Diretora do Couto Maia desabafa: ‘jovens têm a sensação de que o Covid não pega neles e não é verdade’

A médica infectologista Ceuci Nunes, diretora-geral do Instituto Couto Maia, fez um desabafo contra as pessoas que não estão levando a pandemia do coronavírus a sério em meio a alta de casos de Covid-19. Em entrevista a Mário Kertész hoje (17), durante o Jornal da Bahia no Ar da Rádio Metrópole, ela afirmou que a todo momento o número de casos aumenta, mas que a população não se conscientiza disso.

“O Couto Maia está com uma ocupação muito alta. Hoje amanhecemos com 12 vagas, que é uma coisa até grande para o que a gente tem visto esses dias. O que a gente tem é uma rotatividade grande de pacientes. Muitos pacientes têm alta ou morrem. Eu acho que a situação que a gente está vivendo é extremamente grave e as pessoas precisam entender isso”, disse a diretora da unidade, que é uma das referências no tratamento da doença.

Ceuci ainda lamentou a posição do presidente Jair Bolsonaro, que se mantém negacionista em relação à pandemia.

“Eu queria muito que todas as pessoas, inclusive o presidente da República, tivessem a oportunidade de passar uma hora dentro de uma UTI Covid. Primeiro utilizando aqueles equipamentos de proteção individual, que você tem que trocar alguns deles de pacientes para pacientes. Isso é um stress grande de paciente para paciente. Isso já é um stress grande. Ficar com aquela máscara N95 que marca o rosto das pessoas”, afirmou. 

“Outra coisa, uma UTI Covid não é uma UTI normal. Numa UTI normal, de outras doenças, a gente tem, de cada 10 pacientes, três pacientes em estado muito grave. Numa UTI Covid, a gente sete de cada dez em estado muito grave. Isto é uma sobrecarga para a equipe de saúde imensa. E vamos fazer um ano nisso. Quem pode aguentar? Tem dia que eu chego em casa parecendo que eu tomei uma surra de cipó de aroeira, de stress e com os músculos doendo. Isso acontece com a equipe toda”, acrescentou.

Ceuci lamentou que as pessoas mais jovens não estejam levando a pandemia a sério. Segundo ela, há registro de casos de pessoas de faixa etária entre 30 e 40 anos, sem doenças pré-existentes e saudáveis, que vieram a óbito em decorrência do coronavírus. “A gente vê o sofrimento, com as pessoas chegando gravíssimas, com o pulmão praticamente destruído, jovem e velho.

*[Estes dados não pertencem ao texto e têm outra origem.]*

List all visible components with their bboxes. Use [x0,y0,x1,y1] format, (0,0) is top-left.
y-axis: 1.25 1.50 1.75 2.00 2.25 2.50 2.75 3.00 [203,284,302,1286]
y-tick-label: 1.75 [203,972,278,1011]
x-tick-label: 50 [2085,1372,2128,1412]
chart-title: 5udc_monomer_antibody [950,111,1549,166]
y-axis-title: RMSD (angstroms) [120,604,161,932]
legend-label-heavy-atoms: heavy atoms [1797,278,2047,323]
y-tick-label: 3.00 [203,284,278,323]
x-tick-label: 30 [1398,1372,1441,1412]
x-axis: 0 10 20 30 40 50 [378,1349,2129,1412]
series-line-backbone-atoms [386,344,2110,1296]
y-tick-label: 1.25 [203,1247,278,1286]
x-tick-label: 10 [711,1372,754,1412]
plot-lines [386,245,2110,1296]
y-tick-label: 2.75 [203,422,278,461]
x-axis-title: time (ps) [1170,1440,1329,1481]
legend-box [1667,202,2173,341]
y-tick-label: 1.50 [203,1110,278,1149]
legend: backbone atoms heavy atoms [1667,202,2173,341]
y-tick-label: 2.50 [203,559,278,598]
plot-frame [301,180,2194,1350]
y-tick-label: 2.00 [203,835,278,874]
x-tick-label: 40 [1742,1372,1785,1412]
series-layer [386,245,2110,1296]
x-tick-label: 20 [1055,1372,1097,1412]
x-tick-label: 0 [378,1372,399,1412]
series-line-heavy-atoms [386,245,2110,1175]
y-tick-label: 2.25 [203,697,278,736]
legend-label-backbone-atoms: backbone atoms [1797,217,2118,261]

Os jovens têm a sensação de que o Covid não pega neles e não é verdade. Há duas semanas nós perdemos um rapaz de 35 anos, malhado, que fazia atividade física regular e que não tinha nenhuma doença. O estrago pulmonar foi tão grande que a gente não teve como tirar”, declarou a médica.

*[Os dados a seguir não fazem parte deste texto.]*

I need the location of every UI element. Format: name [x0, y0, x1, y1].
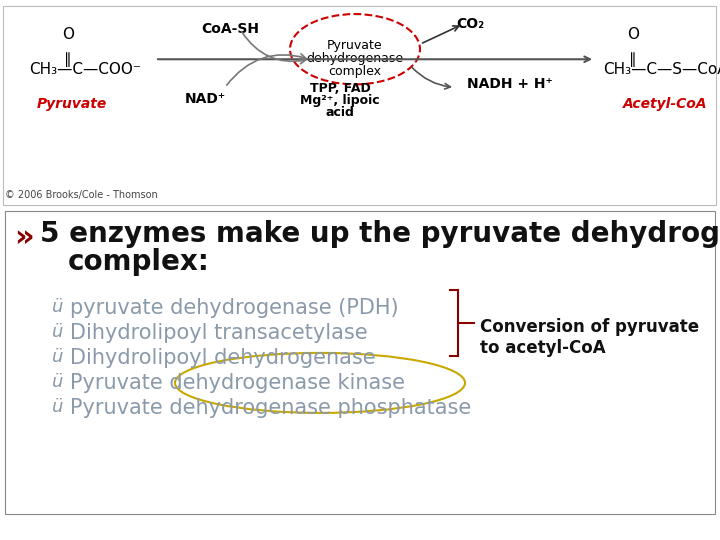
- Text: Pyruvate dehydrogenase kinase: Pyruvate dehydrogenase kinase: [70, 373, 405, 393]
- Text: TPP, FAD: TPP, FAD: [310, 83, 370, 96]
- Text: ü: ü: [52, 398, 63, 416]
- Text: ∥: ∥: [629, 52, 636, 67]
- Text: CO₂: CO₂: [456, 17, 484, 31]
- Text: pyruvate dehydrogenase (PDH): pyruvate dehydrogenase (PDH): [70, 298, 399, 318]
- Text: ü: ü: [52, 348, 63, 366]
- Text: ü: ü: [52, 298, 63, 316]
- Text: CH₃—C—COO⁻: CH₃—C—COO⁻: [29, 62, 141, 77]
- Text: Pyruvate dehydrogenase phosphatase: Pyruvate dehydrogenase phosphatase: [70, 398, 472, 418]
- Text: Pyruvate: Pyruvate: [327, 39, 383, 52]
- Text: 5 enzymes make up the pyruvate dehydrogenase: 5 enzymes make up the pyruvate dehydroge…: [40, 220, 720, 248]
- Text: Dihydrolipoyl transacetylase: Dihydrolipoyl transacetylase: [70, 323, 368, 343]
- Text: Dihydrolipoyl dehydrogenase: Dihydrolipoyl dehydrogenase: [70, 348, 376, 368]
- Text: O: O: [62, 27, 74, 42]
- Text: NAD⁺: NAD⁺: [184, 92, 225, 106]
- Text: ü: ü: [52, 373, 63, 391]
- Text: CH₃—C—S—CoA: CH₃—C—S—CoA: [603, 62, 720, 77]
- Text: Conversion of pyruvate
to acetyl-CoA: Conversion of pyruvate to acetyl-CoA: [480, 318, 699, 357]
- Text: Acetyl-CoA: Acetyl-CoA: [623, 97, 707, 111]
- Text: Pyruvate: Pyruvate: [37, 97, 107, 111]
- Text: dehydrogenase: dehydrogenase: [307, 52, 404, 65]
- Text: »: »: [14, 223, 34, 252]
- Text: complex:: complex:: [68, 248, 210, 276]
- Text: ∥: ∥: [64, 52, 72, 67]
- Text: ü: ü: [52, 323, 63, 341]
- Text: acid: acid: [325, 106, 354, 119]
- Text: complex: complex: [328, 65, 382, 78]
- Text: Mg²⁺, lipoic: Mg²⁺, lipoic: [300, 94, 380, 107]
- Text: CoA-SH: CoA-SH: [201, 22, 259, 36]
- Text: © 2006 Brooks/Cole - Thomson: © 2006 Brooks/Cole - Thomson: [5, 190, 158, 200]
- Ellipse shape: [290, 14, 420, 84]
- Text: O: O: [627, 27, 639, 42]
- Text: NADH + H⁺: NADH + H⁺: [467, 77, 553, 91]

“Não dá para a gente sair do hospital nesse stress medonho que estamos vivendo e ver a população vivendo como se nada tivesse acontecendo. Sem usar máscara, usando máscara com o nariz de fora, uma coisa absurda, indo para festa e paredão, levando a doença para dentro de casa e mais vulneráveis. Eles mesmos se contaminando. Isso tudo vai para o colo dos profissionais de saúde, que não aguentam mais. Me desculpe, isso é um desabafo. Não dá mais, ou a gente compreende o momento de gravidade que a gente está vivendo ou eu não sei o que a gente vai ser. Eu acho que preciso de um ano de férias para me recuperar dessa catástrofe.”

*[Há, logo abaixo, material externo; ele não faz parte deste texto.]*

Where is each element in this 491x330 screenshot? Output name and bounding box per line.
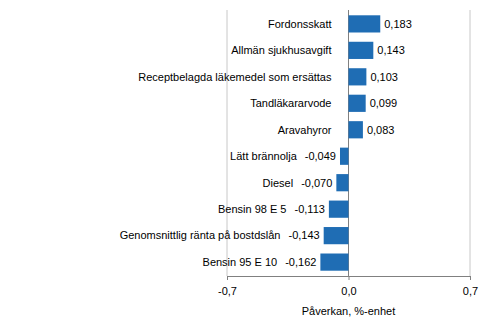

A médica infectologista ainda avaliou o potencial de risco da variante do vírus identificada em Manaus. Segundo ela, as informações sobre o grau de letalidade da cepa ainda não é conhecido. No entanto, o momento requer cuidado. “A gente tem a cepa de Manaus, que é mais infecciosa, mas a gente não sabe ainda se é mais letal. As cepas existem porque o vírus está circulando muito. Quanto mais ele circula, mais a possibilidade de ter mutação. A gente não tem vacina e não sabe se é mais grave ou não. A gente fica cheio de interrogação e ontem o Brasil assumiu o pole position em novos casos de Covid. Provavelmente vamos ser, se as coisas continuarem, vamos ultrapassar a Índia e os EUA em números de casos. Os EUA estão vacinando e a pandemia está caindo. Ontem no site da OMS e vi que a pandemia está em decréscimo em todo o mundo, menos no Brasil. O Brasil é o único que a pandemia está estacionado num patamar altíssimo. Não é possível que as pessoas não enxerguem isso, acabaram com o Ministério da Saúde. Lá não tem mais nenhum técnico e os que sobraram estão sofrendo com pressão para coisa inútil. É desesperador, sinceramente”, declarou Ceuci.